Dr. Davar was a Professor of Civil Engineering at the University of New Brunswick and was one of the first academics in Canada to specialize in river ice engineering and science. After earning his Bachelors degree in Civil Engineering from Bombay University in India, Dr. Davar went on to Colorado State University, where he earned Masters and Ph.D. degrees in 1957 and 1961. Dr. Davar then came to Canada and took on the position Assistant Professor in the Department of Civil Engineering at the University of New Brunswick in Fredericton. He became a full Professor in 1968 and continued at the University of New Brunswick until his retirement in 1990. He specialized in hydrology, hydraulics, and water resources planning and management.

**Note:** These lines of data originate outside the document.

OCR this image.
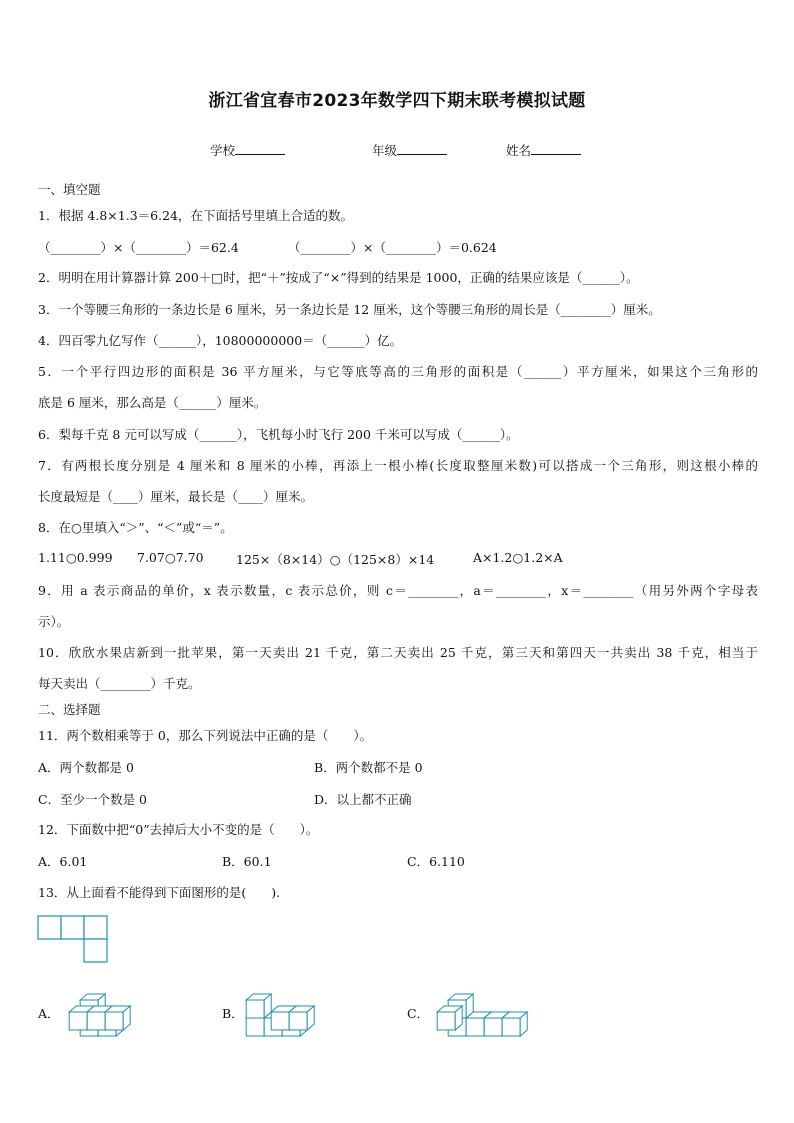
浙江省宜春市2023年数学四下期末联考模拟试题
学校	年级	姓名
一、填空题
1．根据 4.8×1.3＝6.24，在下面括号里填上合适的数。
（________）×（________）＝62.4	（________）×（________）＝0.624
2．明明在用计算器计算 200＋□时，把“＋”按成了“×”得到的结果是 1000，正确的结果应该是（______）。
3．一个等腰三角形的一条边长是 6 厘米，另一条边长是 12 厘米，这个等腰三角形的周长是（________）厘米。
4．四百零九亿写作（______），10800000000＝（______）亿。
5．一个平行四边形的面积是 36 平方厘米，与它等底等高的三角形的面积是（______）平方厘米，如果这个三角形的
底是 6 厘米，那么高是（______）厘米。
6．梨每千克 8 元可以写成（______），飞机每小时飞行 200 千米可以写成（______）。
7．有两根长度分别是 4 厘米和 8 厘米的小棒，再添上一根小棒(长度取整厘米数)可以搭成一个三角形，则这根小棒的
长度最短是（____）厘米，最长是（____）厘米。
8．在○里填入“＞”、“＜”或“＝”。
1.11○0.999 7.07○7.70	125×（8×14）○（125×8）×14	A×1.2○1.2×A
9．用 a 表示商品的单价，x 表示数量，c 表示总价，则 c＝________，a＝________，x＝________（用另外两个字母表
示）。
10．欣欣水果店新到一批苹果，第一天卖出 21 千克，第二天卖出 25 千克，第三天和第四天一共卖出 38 千克，相当于
每天卖出（________）千克。
二、选择题
11．两个数相乘等于 0，那么下列说法中正确的是（　　）。
A．两个数都是 0	B．两个数都不是 0
C．至少一个数是 0	D．以上都不正确
12．下面数中把“0”去掉后大小不变的是（　　）。
A．6.01	B．60.1	C．6.110
13．从上面看不能得到下面图形的是(　　).
A．	B．	C．
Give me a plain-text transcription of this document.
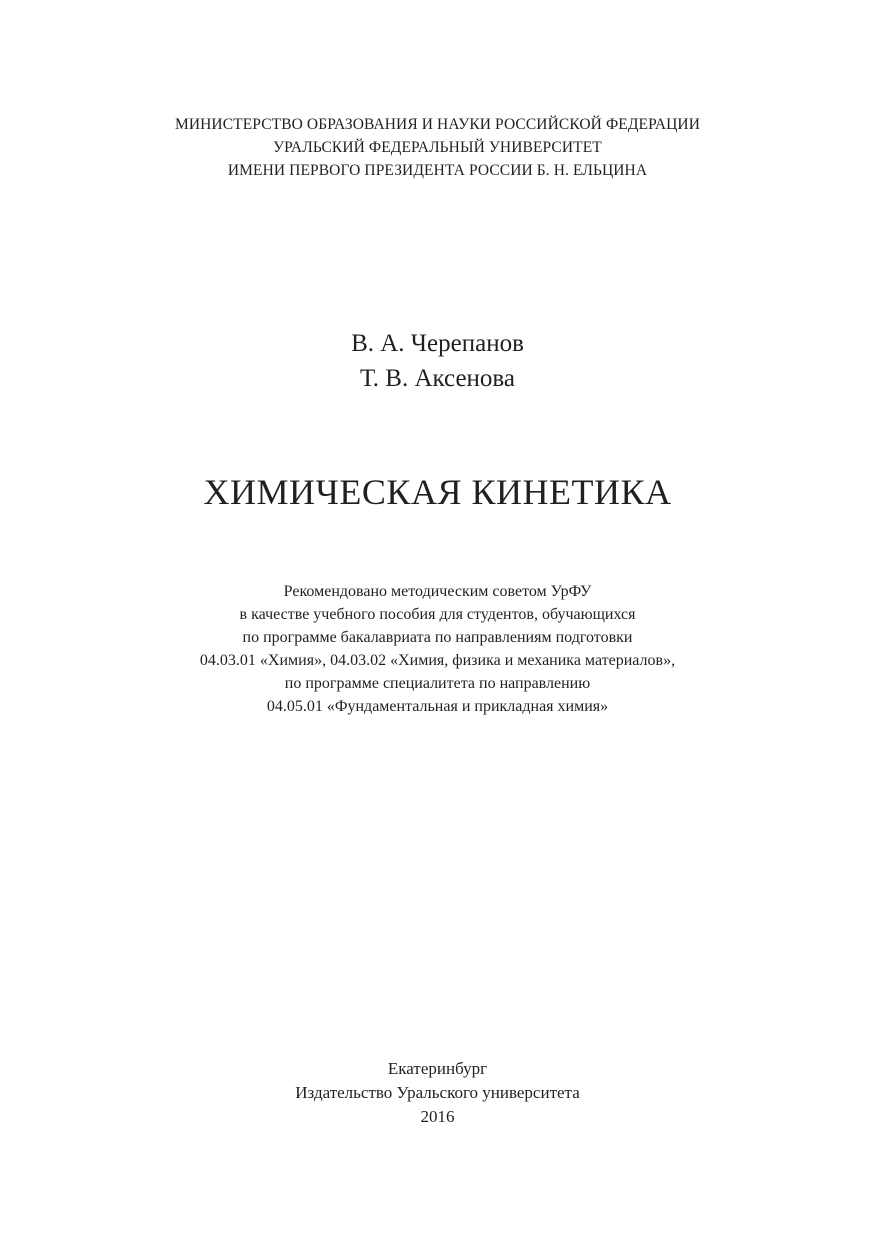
МИНИСТЕРСТВО ОБРАЗОВАНИЯ И НАУКИ РОССИЙСКОЙ ФЕДЕРАЦИИ
УРАЛЬСКИЙ ФЕДЕРАЛЬНЫЙ УНИВЕРСИТЕТ
ИМЕНИ ПЕРВОГО ПРЕЗИДЕНТА РОССИИ Б. Н. ЕЛЬЦИНА
В. А. Черепанов
Т. В. Аксенова
ХИМИЧЕСКАЯ КИНЕТИКА
Рекомендовано методическим советом УрФУ
в качестве учебного пособия для студентов, обучающихся
по программе бакалавриата по направлениям подготовки
04.03.01 «Химия», 04.03.02 «Химия, физика и механика материалов»,
по программе специалитета по направлению
04.05.01 «Фундаментальная и прикладная химия»
Екатеринбург
Издательство Уральского университета
2016
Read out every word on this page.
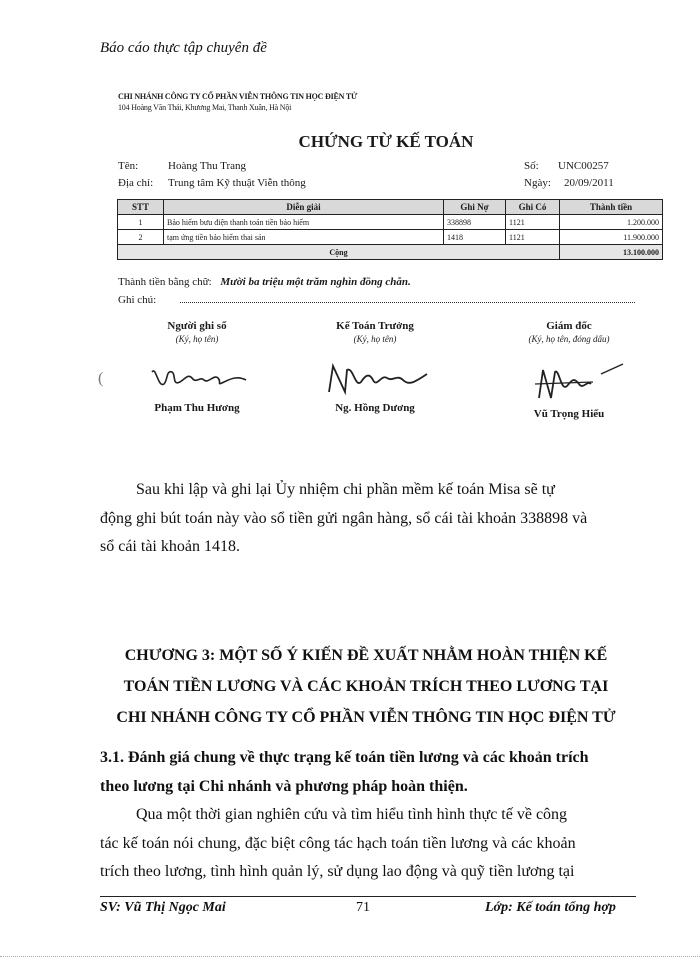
Báo cáo thực tập chuyên đề
CHI NHÁNH CÔNG TY CỔ PHẦN VIỄN THÔNG TIN HỌC ĐIỆN TỬ
104 Hoàng Văn Thái, Khương Mai, Thanh Xuân, Hà Nội
CHỨNG TỪ KẾ TOÁN
Tên:	Hoàng Thu Trang
Địa chỉ: Trung tâm Kỹ thuật Viễn thông
Số: UNC00257
Ngày: 20/09/2011
STT	Diễn giải	Ghi Nợ	Ghi Có	Thành tiền
1	Bảo hiểm bưu điện thanh toán tiền bảo hiểm	338898	1121	1.200.000
2	tạm ứng tiền bảo hiểm thai sản	1418	1121	11.900.000
Cộng				13.100.000
Thành tiền bằng chữ: Mười ba triệu một trăm nghìn đồng chẵn.
Ghi chú:
(
Người ghi sổ
(Ký, họ tên)
Phạm Thu Hương
Kế Toán Trưởng
(Ký, họ tên)
Ng. Hồng Dương
Giám đốc
(Ký, họ tên, đóng dấu)
Vũ Trọng Hiếu
Sau khi lập và ghi lại Ủy nhiệm chi phần mềm kế toán Misa sẽ tự
động ghi bút toán này vào sổ tiền gửi ngân hàng, sổ cái tài khoản 338898 và
sổ cái tài khoản 1418.
CHƯƠNG 3: MỘT SỐ Ý KIẾN ĐỀ XUẤT NHẰM HOÀN THIỆN KẾ
TOÁN TIỀN LƯƠNG VÀ CÁC KHOẢN TRÍCH THEO LƯƠNG TẠI
CHI NHÁNH CÔNG TY CỔ PHẦN VIỄN THÔNG TIN HỌC ĐIỆN TỬ
3.1. Đánh giá chung về thực trạng kế toán tiền lương và các khoản trích
theo lương tại Chi nhánh và phương pháp hoàn thiện.
Qua một thời gian nghiên cứu và tìm hiểu tình hình thực tế về công
tác kế toán nói chung, đặc biệt công tác hạch toán tiền lương và các khoản
trích theo lương, tình hình quản lý, sử dụng lao động và quỹ tiền lương tại
SV: Vũ Thị Ngọc Mai	71	Lớp: Kế toán tổng hợp
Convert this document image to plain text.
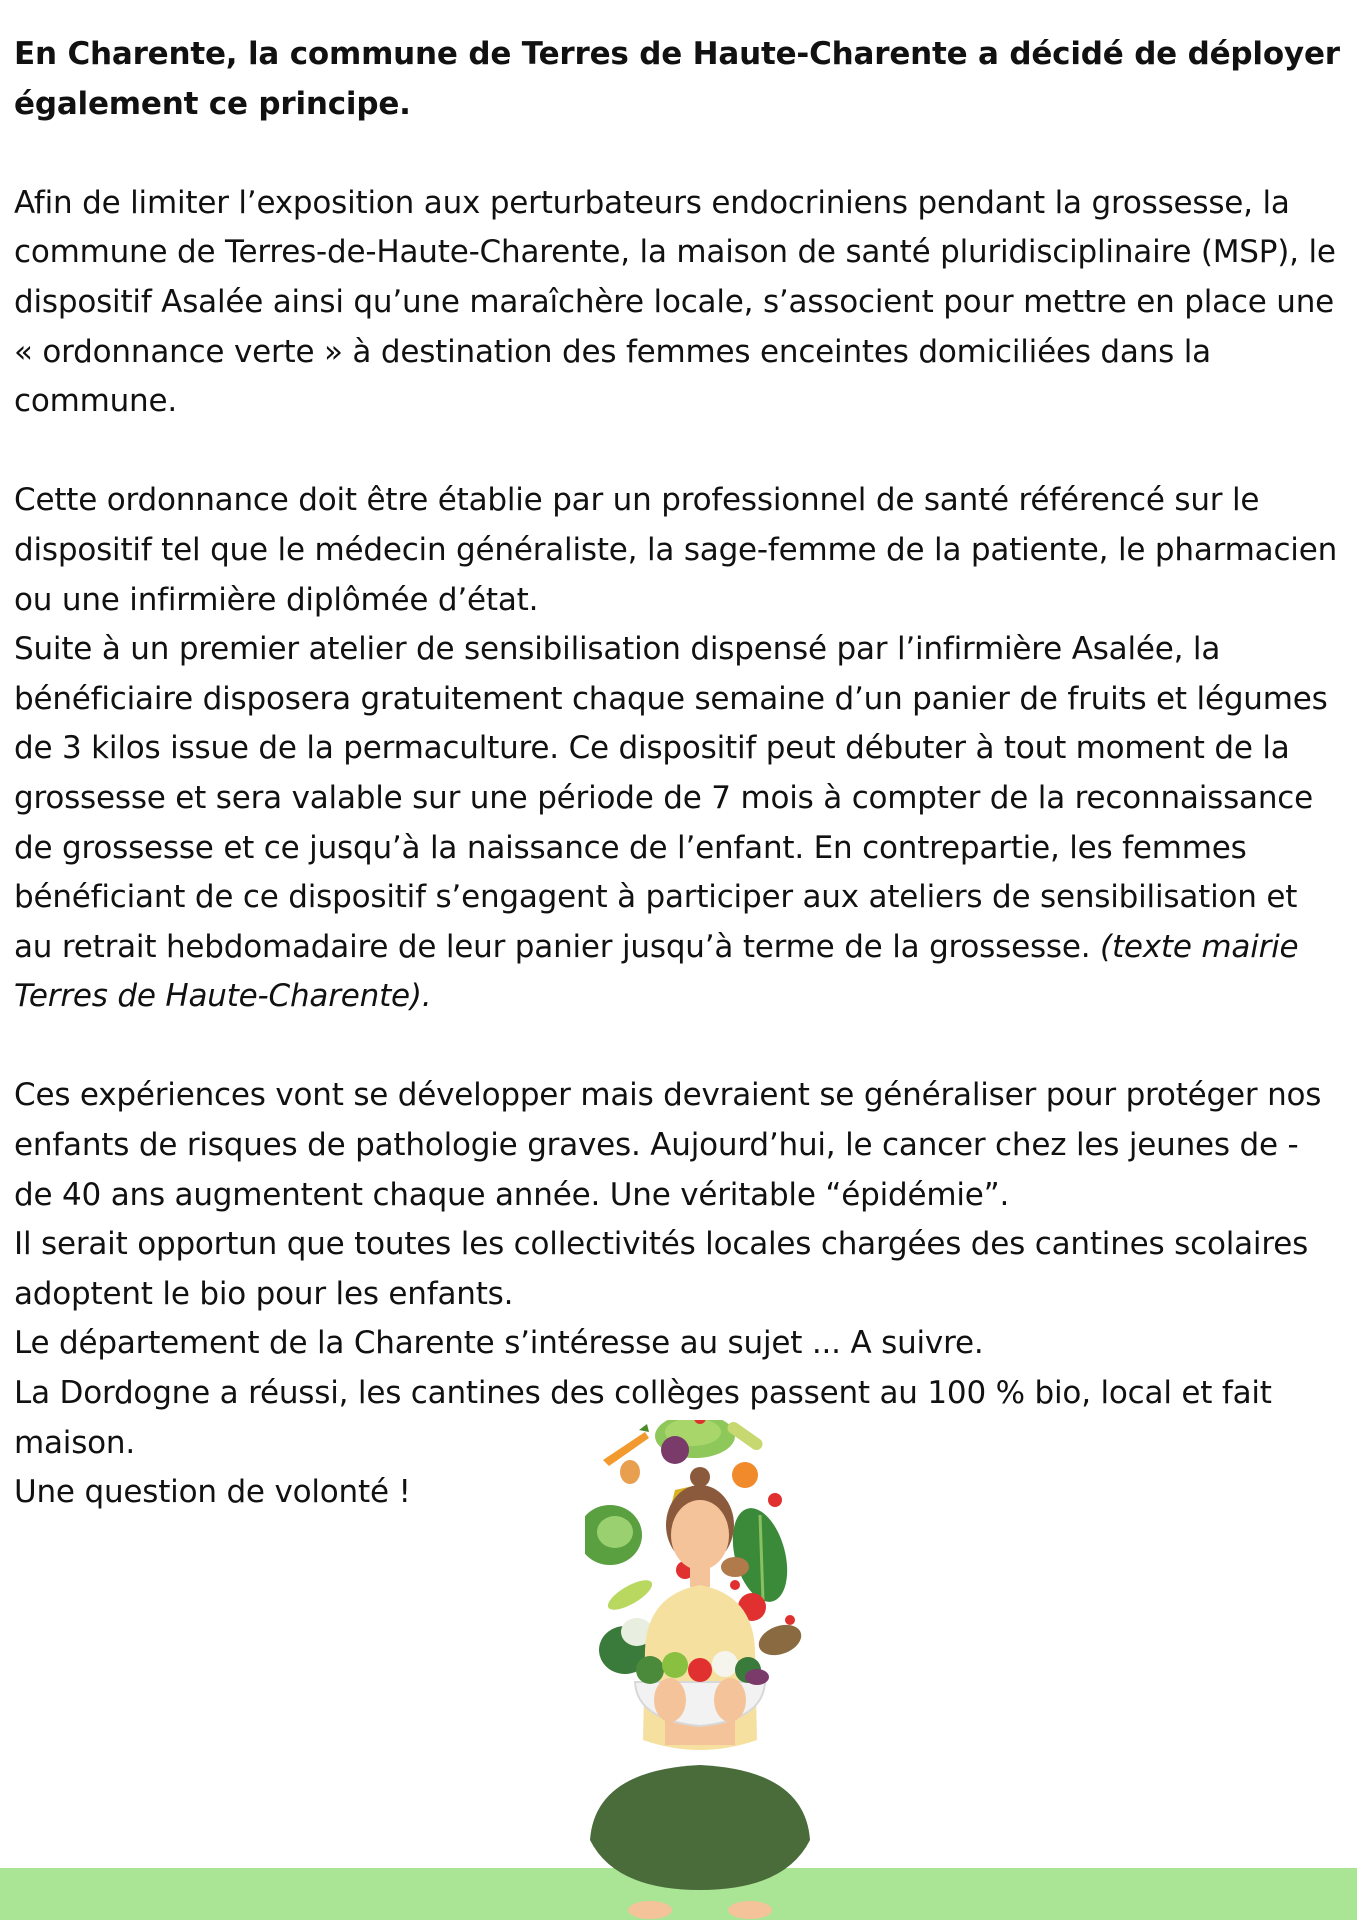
En Charente, la commune de Terres de Haute-Charente a décidé de déployer également ce principe.

Afin de limiter l’exposition aux perturbateurs endocriniens pendant la grossesse, la commune de Terres-de-Haute-Charente, la maison de santé pluridisciplinaire (MSP), le dispositif Asalée ainsi qu’une maraîchère locale, s’associent pour mettre en place une « ordonnance verte » à destination des femmes enceintes domiciliées dans la commune.

Cette ordonnance doit être établie par un professionnel de santé référencé sur le dispositif tel que le médecin généraliste, la sage-femme de la patiente, le pharmacien ou une infirmière diplômée d’état.

Suite à un premier atelier de sensibilisation dispensé par l’infirmière Asalée, la bénéficiaire disposera gratuitement chaque semaine d’un panier de fruits et légumes de 3 kilos issue de la permaculture. Ce dispositif peut débuter à tout moment de la grossesse et sera valable sur une période de 7 mois à compter de la reconnaissance de grossesse et ce jusqu’à la naissance de l’enfant. En contrepartie, les femmes bénéficiant de ce dispositif s’engagent à participer aux ateliers de sensibilisation et au retrait hebdomadaire de leur panier jusqu’à terme de la grossesse. (texte mairie Terres de Haute-Charente).

Ces expériences vont se développer mais devraient se généraliser pour protéger nos enfants de risques de pathologie graves. Aujourd’hui, le cancer chez les jeunes de - de 40 ans augmentent chaque année. Une véritable “épidémie”.

Il serait opportun que toutes les collectivités locales chargées des cantines scolaires adoptent le bio pour les enfants.

Le département de la Charente s’intéresse au sujet ... A suivre.

La Dordogne a réussi, les cantines des collèges passent au 100 % bio, local et fait maison.

Une question de volonté !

In addition to having the Kersi S. Davar Award created in his honour, and being its first recipient in 2009, Dr. Davar received the Distinguished Service Award from the Canadian Water Resources Association in 1991. The Distinguished Service Award recognized his outstanding contributions to development and management of water resources in Canada, in particular for his key role he in establishing the Subcommittee on Hydraulics of Ice Covered Rivers, which ultimately evolved into the Committee on River Ice Processes and the Environment. Dr. Davar served as Chair the committee from 1975 to 1992. He was also recognized by the Canadian Society for Civil Engineering in 2002 for contributions to the advancement of hydrotechnical engineering in Atlantic Canada.
After retirement, Dr. Davar continued to serve as a Professor Emeritus and offered leadership in an advisory role to the CRIPE. Sadly, Dr. Davar passed away in January 2015. He is greatly missed by his CRIPE colleagues.